Aneel L. Chablani serves as Director of ABLE in Toledo, Ohio. ABLE is an unrestricted poverty law firm serving low-income individuals and groups in Northwest and West Central Ohio. As Director of Advocacy, Aneel oversees impact litigation and broad based advocacy in ABLE’s practice groups covering Housing and Community Economic Development, Healthcare and Public Benefits, Migrant Farmworker Rights, and Education. Prior to joining ABLE, Aneel worked with the Capital Appeals Project in New Orleans representing inmates on Louisiana’s death row. Aneel began his legal career with the Legal Assistance Foundation of Metropolitan Chicago. He is a graduate of Loyola University Chicago School of Law and the University of Notre Dame.
What’s a case or client or piece of advocacy that comes to mind as giving you particular personal satisfaction? Why?
It’s difficult to pick a particular case or project; I feel the most personal satisfaction in situations where my advocacy is addressing a fundamental inequity and attempting to change the balance of power. The satisfaction comes as much from the righteous struggle as it does from the (hopefully) successful outcome. I experienced this working as part of the foreclosure prevention project at LAF in the early 2000s. We worked with longtime homeowners in dire straits after scams and equity stripping by lenders put them at risk of losing their homes. A success was not just saving someone’s home; it was also helping to restore to these clients a sense of independence, stability, and self-determination. My work in Louisiana with the Capital Appeals Project involved representing clients on death row where personal satisfaction came in the struggle not only to identify winning legal arguments, but also in drafting appellate briefs that could bring humanity and dignity to individuals otherwise demonized and discarded. At ABLE we’ve taken on battles dealing with housing segregation, race disparities in education, ethnic profiling, improper denials of access to Medicaid benefits, and transportation inequities. Satisfaction comes in seeing clients and community groups empowered through these challenges.
You wrote an article for Clearinghouse Review on your program’s experience with racial justice advocacy. Why should programs focus on racial justice instead of economic disparities only?
Every legal aid advocate should read Advancing Racial Equity—a Legal Services Imperative by Camille Holmes and Francisca Fajana. In simple terms, we are not a “post-racial” society. We haven’t come close to undoing our nation’s legacy of structural and systemic racism—just look at our schools and prisons. In many situations, those racial injustices have become enmeshed with economic inequities, but that doesn’t mean we can apply universal remedies. We aren’t going to solve these problems unless we address both the racial injustice and economic disparities as distinct animals. Professor John Powell explains this better than anyone through his explanation of targeted universalism.

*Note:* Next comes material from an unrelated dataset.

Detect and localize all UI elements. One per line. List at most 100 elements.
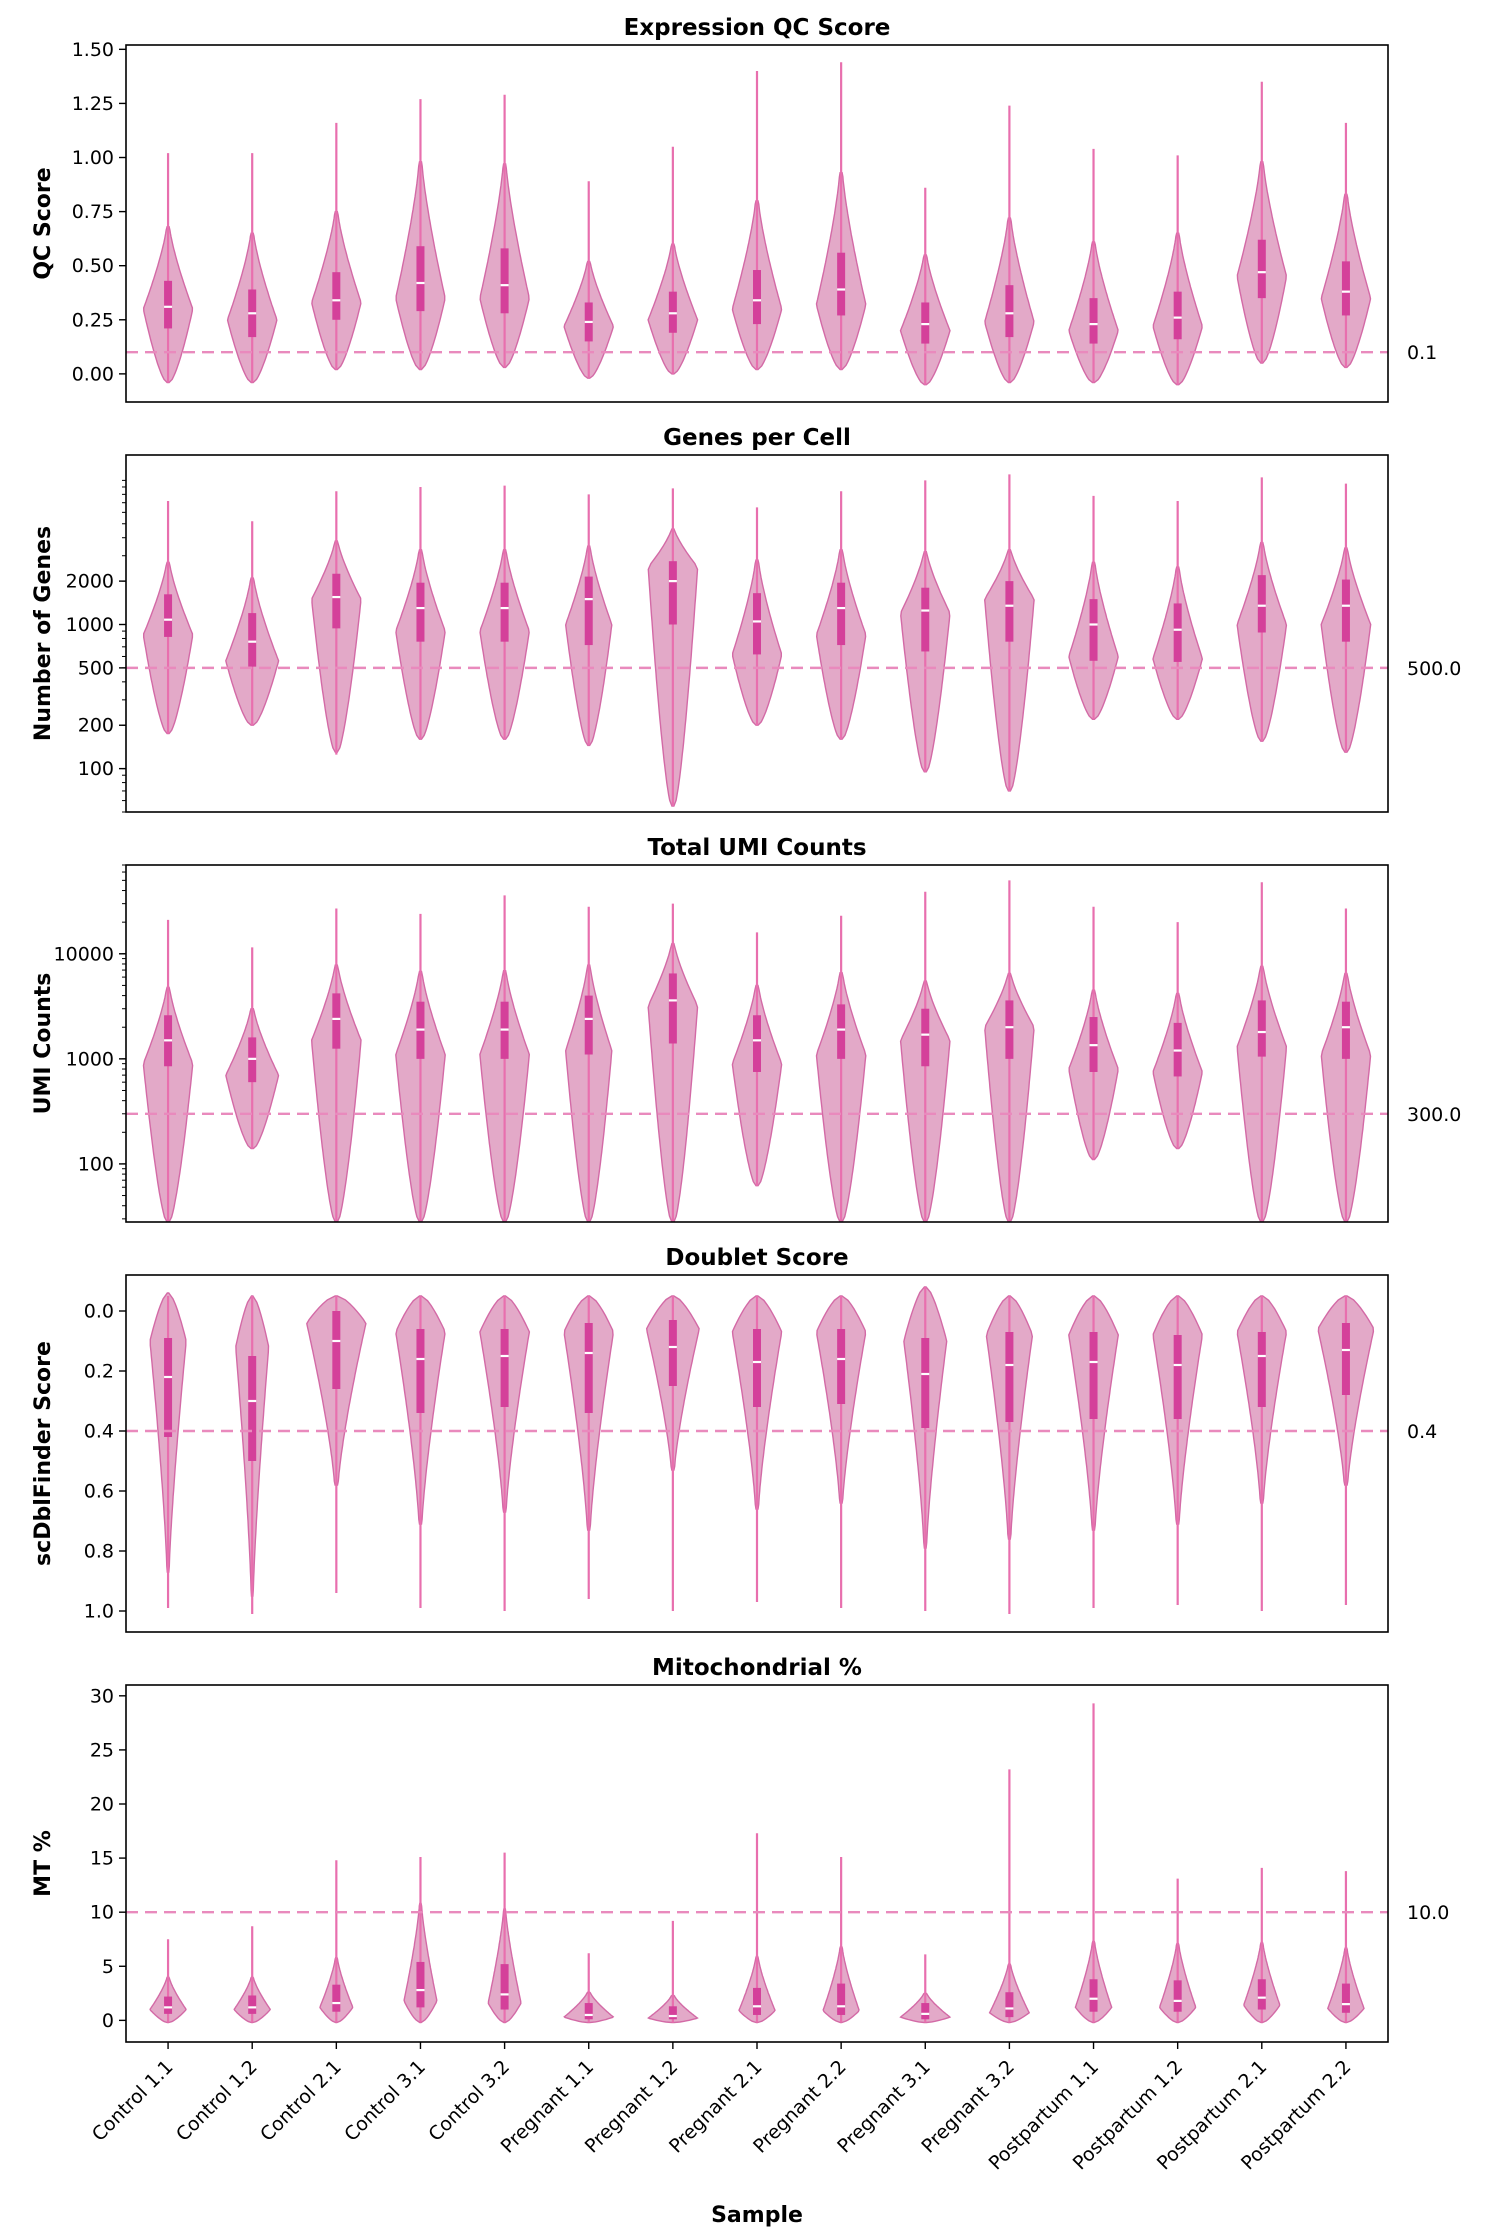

If you were in charge, what’s one way (other than having more funding!) that public interest legal work would be different?
In simple terms, we are not a ‘post-racial’ society. We haven’t come close to undoing our nation’s legacy of structural and systemic racism—just look at our schools and prisons.
Well, we already have some great leaders out there and many talented advocates doing exciting work. One area where we can improve is becoming better connected to community-based advocacy groups and aligning ourselves with the larger social justice movement. There are many advocates out in the field organizing and working to build coalitions to address injustices; legal services should be connected to these efforts. We should be working with these groups to identify shared priorities and identifying what resources and skills we can contribute as part of these efforts.
You serve as a faculty member for the Shriver Center’s Affirmative Litigation Training program. What’s the one thing you hope participants take from that training?
We have to do our best to position ourselves to be out in front of issues affecting our clients; affirmative litigation gives you the opportunity to do just that. The ALT program teaches that we can and should identify problems early and develop aggressive strategies to address them. Instead of responding on defense, affirmative litigation allows us to choose the forum, frame the issues, and control the narrative.
What’s one of your guilty pleasures?
Lazy Sunday mornings with coffee and the New York Times.